Loud Roaring or Popping Noise
Loud roaring or popping noise, that you can hear every time you start the car, is a symptom. The exhaust system is basically shouting to get noticed.
Carbon Build Up and Rust
The only way one can actually check for leaks is by taking a torch and actually having a look at the underside of the car. Check the complete exhaust system assembly and look for signs of carbon buildup and rust. Make sure that you are wearing gloves, a mask, and safety goggles. Using a wire brush, clean the carbon deposition and physically check for holes throughout the system.
A distinctive gas smell, along with high smoke emission, when starting the car, indicates a leak. Ensure that you go for an immediate exhaust system check, when you notice such a gas smell.
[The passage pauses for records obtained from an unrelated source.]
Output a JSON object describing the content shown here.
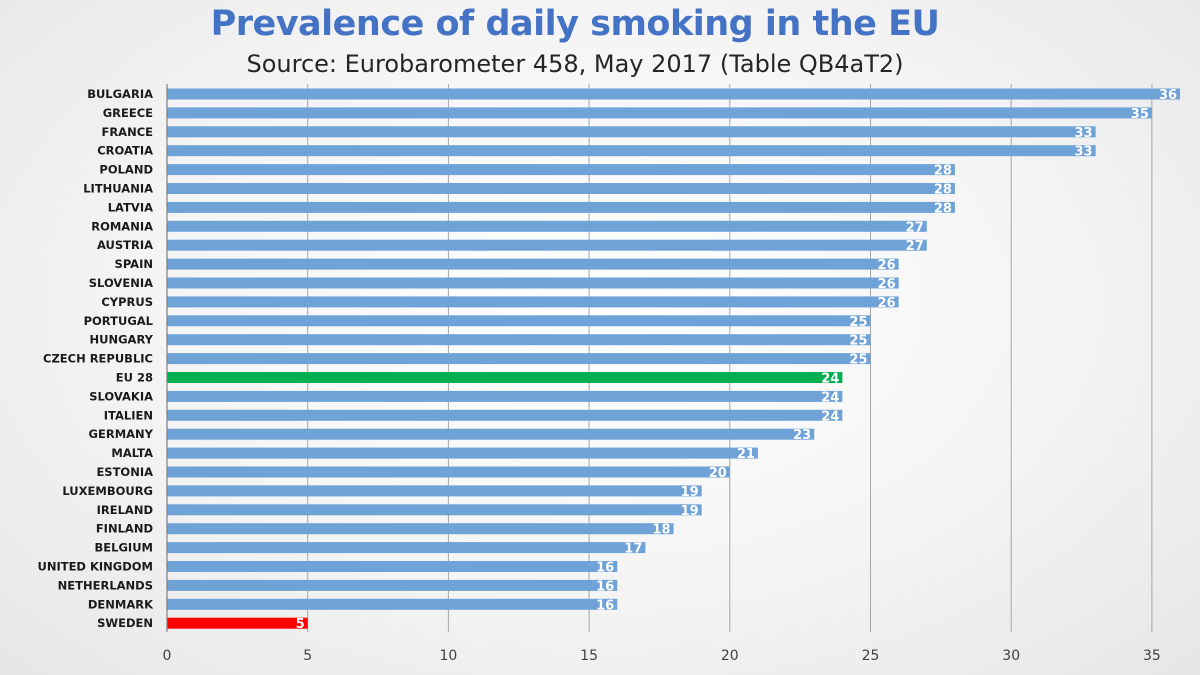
{
  "chart_data": {
    "type": "bar",
    "orientation": "horizontal",
    "title": "Prevalence of daily smoking in the EU",
    "subtitle": "Source: Eurobarometer 458, May 2017 (Table QB4aT2)",
    "categories": [
      "BULGARIA",
      "GREECE",
      "FRANCE",
      "CROATIA",
      "POLAND",
      "LITHUANIA",
      "LATVIA",
      "ROMANIA",
      "AUSTRIA",
      "SPAIN",
      "SLOVENIA",
      "CYPRUS",
      "PORTUGAL",
      "HUNGARY",
      "CZECH REPUBLIC",
      "EU 28",
      "SLOVAKIA",
      "ITALIEN",
      "GERMANY",
      "MALTA",
      "ESTONIA",
      "LUXEMBOURG",
      "IRELAND",
      "FINLAND",
      "BELGIUM",
      "UNITED KINGDOM",
      "NETHERLANDS",
      "DENMARK",
      "SWEDEN"
    ],
    "values": [
      36,
      35,
      33,
      33,
      28,
      28,
      28,
      27,
      27,
      26,
      26,
      26,
      25,
      25,
      25,
      24,
      24,
      24,
      23,
      21,
      20,
      19,
      19,
      18,
      17,
      16,
      16,
      16,
      5
    ],
    "xlim": [
      0,
      36
    ],
    "xticks": [
      0,
      5,
      10,
      15,
      20,
      25,
      30,
      35
    ],
    "grid": "vertical",
    "legend": "none",
    "colors": {
      "default": "#6fa3d8",
      "highlight_eu": "#00b050",
      "highlight_sweden": "#ff0000",
      "title": "#4472c4",
      "grid": "#a6a6a6"
    },
    "highlights": {
      "EU 28": "highlight_eu",
      "SWEDEN": "highlight_sweden"
    }
  }
}
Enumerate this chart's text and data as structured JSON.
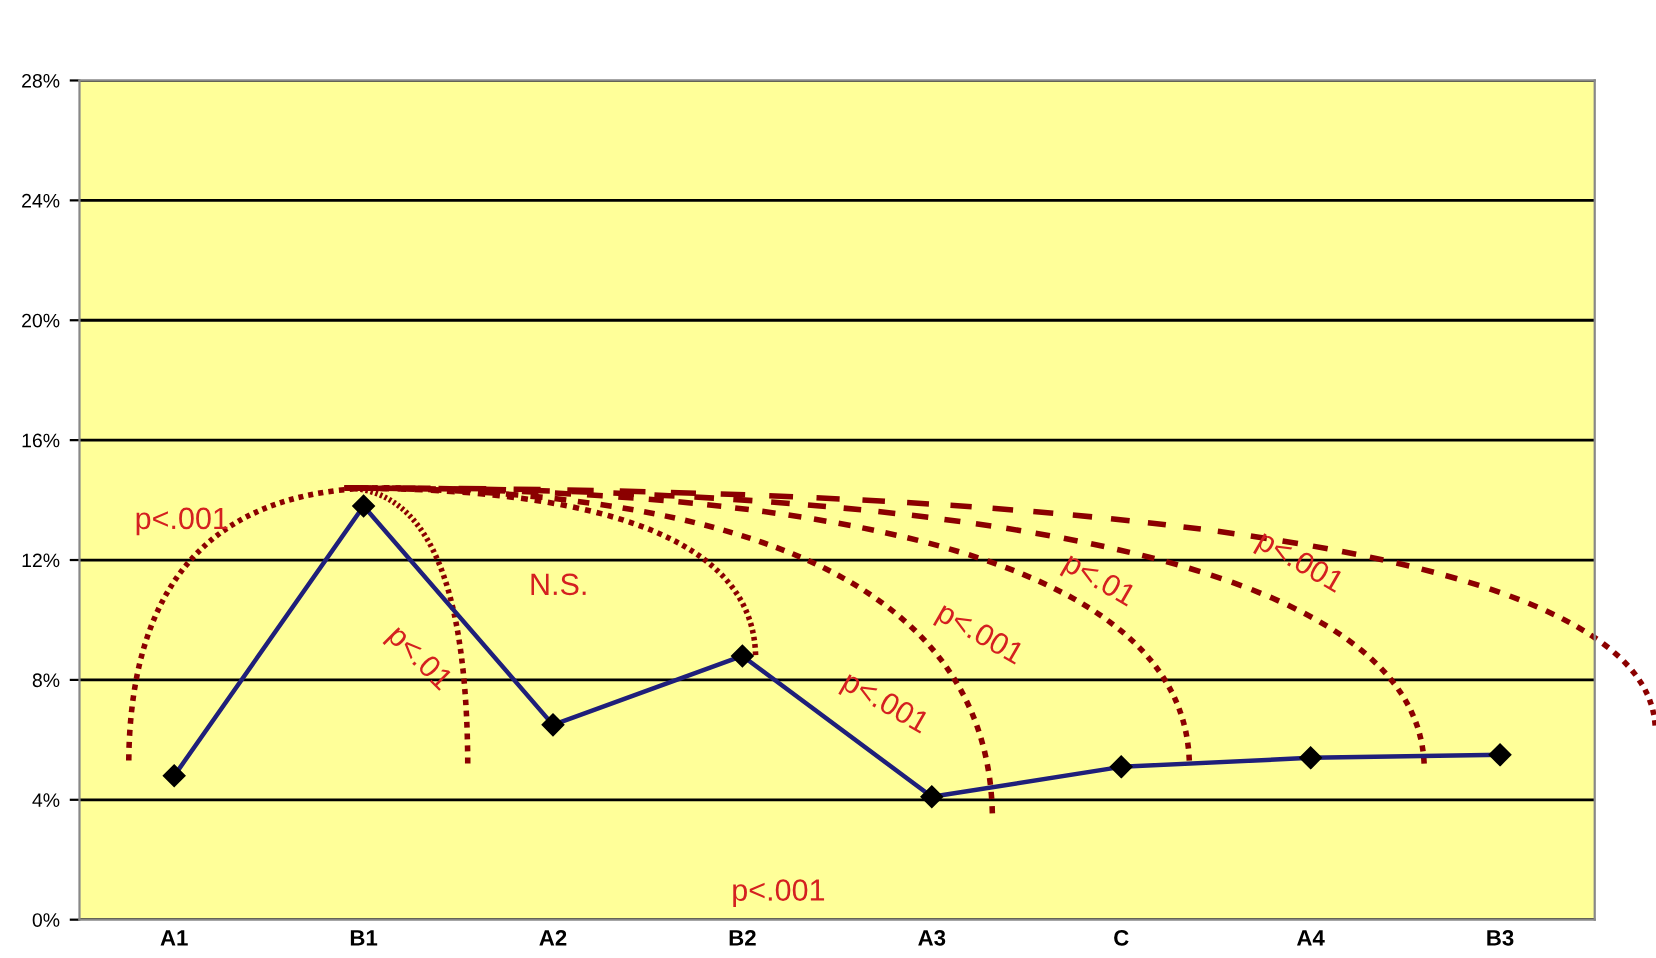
{
  "chart_data": {
    "type": "line",
    "categories": [
      "A1",
      "B1",
      "A2",
      "B2",
      "A3",
      "C",
      "A4",
      "B3"
    ],
    "series": [
      {
        "color": "#1f1f7a",
        "values": [
          4.8,
          13.8,
          6.5,
          8.8,
          4.1,
          5.1,
          5.4,
          5.5
        ]
      }
    ],
    "marker": "diamond",
    "ylim": [
      0,
      28
    ],
    "yticks": [
      {
        "value": 0,
        "label": "0%"
      },
      {
        "value": 4,
        "label": "4%"
      },
      {
        "value": 8,
        "label": "8%"
      },
      {
        "value": 12,
        "label": "12%"
      },
      {
        "value": 16,
        "label": "16%"
      },
      {
        "value": 20,
        "label": "20%"
      },
      {
        "value": 24,
        "label": "24%"
      },
      {
        "value": 28,
        "label": "28%"
      }
    ],
    "grid": "y",
    "annotations": [
      "p<.001",
      "N.S.",
      "p<.01",
      "p<.001",
      "p<.001",
      "p<.01",
      "p<.001",
      "p<.001"
    ]
  }
}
One quick fix is plastering a special type of putty over the holes and covering it up with a tin patch. However, this can only be a temporary fix till you can get the car to an authorized repair center. The best fix for the leak is welding the parts again to fix the holes or completely replace the exhaust system, if it's beyond salvage.
Do not delay repairing the exhaust system at any cost, as the damage done to your health, by leakage of gases like carbon monoxide is irreversible.